Industrial finishing treatment for cloth

Decatising or decatizing, also known as crabbing, blowing, and decating, is the process of making permanent a textile finish on a cloth, so that it does not shrink during garment making.

== Origin ==
The word comes from the French décatir, which means to remove the cati or finish of the wool. Though used mainly for wool, the term is also applied to processes performed on fabrics of other fibers, such as cotton, linen or polyester.

== Process ==
Crabbing and blowing are minor variations on the general process for wool, which is to roll the cloth onto a roller and blow steam through it.

Decatized wool fabric is interleaved with a cotton, polyester/cotton or polyester fabric and rolled up onto a perforated decatizing drum under controlled tension. The fabric is steamed for up to ten minutes and then cooled down by drawing ambient air through the fabric roll. The piece is then reversed and steamed again in order to ensure that an even treatment is achieved.

There are several quite different types of wool decatizing machines including batch decatizing machines, continuous decatizing machines, wet decatising machines and dry decatizing machines.

For example: In the 1920s, James Bailey textile engineers (Slaithwaite, Yorkshire) developed a successful and efficient means of decatising by essentially putting two blowing machines back to back. These were used by most if not every woollen & worsted finishers in the UK, and became the mainstay of Batch Decaters throughout the mid 20th century.

In the early 1950s, they re-patented the Bailey 'Empire blowing, steaming or decatising machine' advertising a new design, better finish, increased output, and less steam consumption. This design sold very well, as they were simply the best built and most effective machines in the world at the time. In the UK, these machines are still used to this day at worsted cloth finishers as Crabbing machines.

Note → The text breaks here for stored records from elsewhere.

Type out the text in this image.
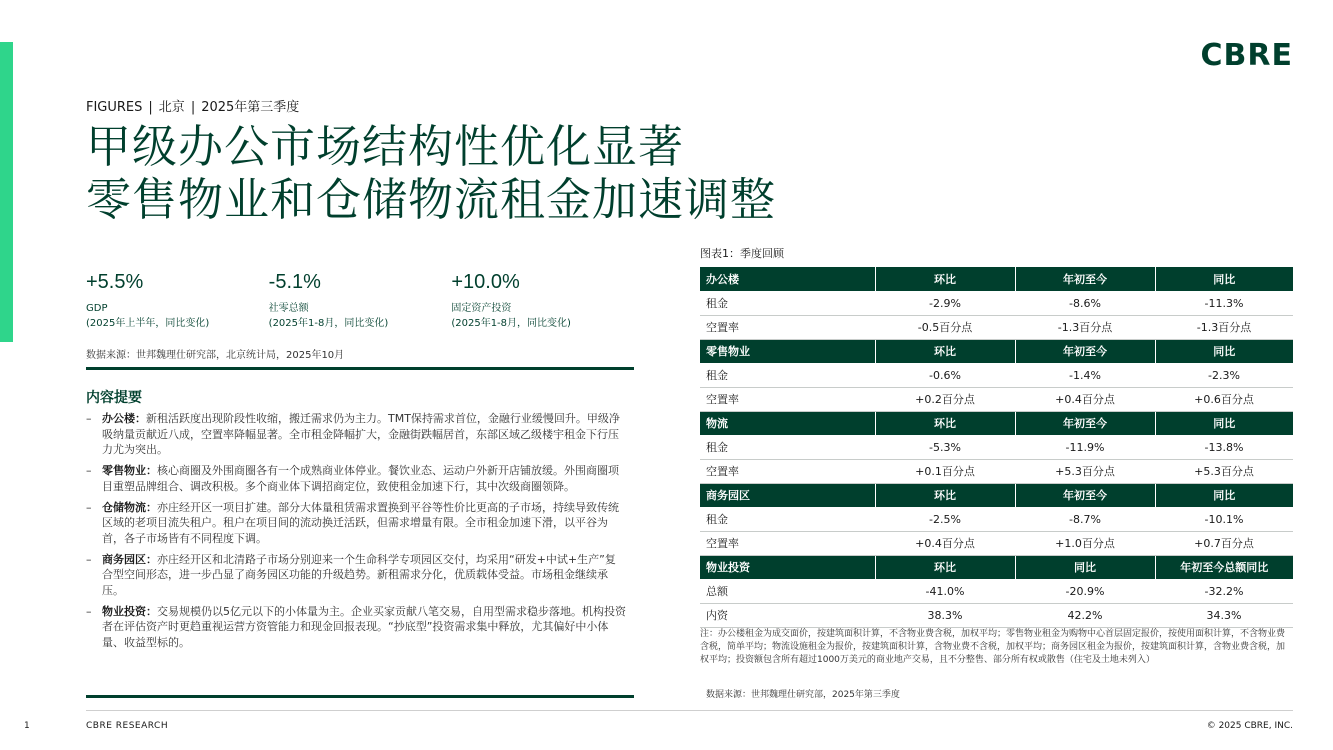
CBRE
FIGURES | 北京 | 2025年第三季度
甲级办公市场结构性优化显著
零售物业和仓储物流租金加速调整
+5.5%
GDP
(2025年上半年，同比变化)
-5.1%
社零总额
(2025年1-8月，同比变化)
+10.0%
固定资产投资
(2025年1-8月，同比变化)
数据来源：世邦魏理仕研究部，北京统计局，2025年10月
内容提要
– 办公楼：新租活跃度出现阶段性收缩，搬迁需求仍为主力。TMT保持需求首位，金融行业缓慢回升。甲级净吸纳量贡献近八成，空置率降幅显著。全市租金降幅扩大，金融街跌幅居首，东部区域乙级楼宇租金下行压力尤为突出。
– 零售物业：核心商圈及外围商圈各有一个成熟商业体停业。餐饮业态、运动户外新开店铺放缓。外围商圈项目重塑品牌组合、调改积极。多个商业体下调招商定位，致使租金加速下行，其中次级商圈领降。
– 仓储物流：亦庄经开区一项目扩建。部分大体量租赁需求置换到平谷等性价比更高的子市场，持续导致传统区域的老项目流失租户。租户在项目间的流动换迁活跃，但需求增量有限。全市租金加速下滑，以平谷为首，各子市场皆有不同程度下调。
– 商务园区：亦庄经开区和北清路子市场分别迎来一个生命科学专项园区交付，均采用“研发+中试+生产”复合型空间形态，进一步凸显了商务园区功能的升级趋势。新租需求分化，优质载体受益。市场租金继续承压。
– 物业投资：交易规模仍以5亿元以下的小体量为主。企业买家贡献八笔交易，自用型需求稳步落地。机构投资者在评估资产时更趋重视运营方资管能力和现金回报表现。“抄底型”投资需求集中释放，尤其偏好中小体量、收益型标的。
图表1：季度回顾
办公楼	环比	年初至今	同比
租金	-2.9%	-8.6%	-11.3%
空置率	-0.5百分点	-1.3百分点	-1.3百分点
零售物业	环比	年初至今	同比
租金	-0.6%	-1.4%	-2.3%
空置率	+0.2百分点	+0.4百分点	+0.6百分点
物流	环比	年初至今	同比
租金	-5.3%	-11.9%	-13.8%
空置率	+0.1百分点	+5.3百分点	+5.3百分点
商务园区	环比	年初至今	同比
租金	-2.5%	-8.7%	-10.1%
空置率	+0.4百分点	+1.0百分点	+0.7百分点
物业投资	环比	同比	年初至今总额同比
总额	-41.0%	-20.9%	-32.2%
内资	38.3%	42.2%	34.3%
注：办公楼租金为成交面价，按建筑面积计算，不含物业费含税，加权平均；零售物业租金为购物中心首层固定报价，按使用面积计算，不含物业费含税，简单平均；物流设施租金为报价，按建筑面积计算，含物业费不含税，加权平均；商务园区租金为报价，按建筑面积计算，含物业费含税，加权平均；投资额包含所有超过1000万美元的商业地产交易，且不分整售、部分所有权或散售（住宅及土地未列入）
数据来源：世邦魏理仕研究部，2025年第三季度
1	CBRE RESEARCH	© 2025 CBRE, INC.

Crabbing (sometimes called greasy blowing) is a type of special decatising done mostly to worsted fabrics in the 'grey state', or when they come off the weaving loom. It is the first step in the traditional finishing process of fine worsted cloths in the UK, after the cloth is weighed. The objective of crabbing is to achieve a 'preliminary set' on the cloth before it is scoured/washed in soap. This stabilises the cloth in place during the washing and milling process and can prevent warping of the cloth and distortions occurring.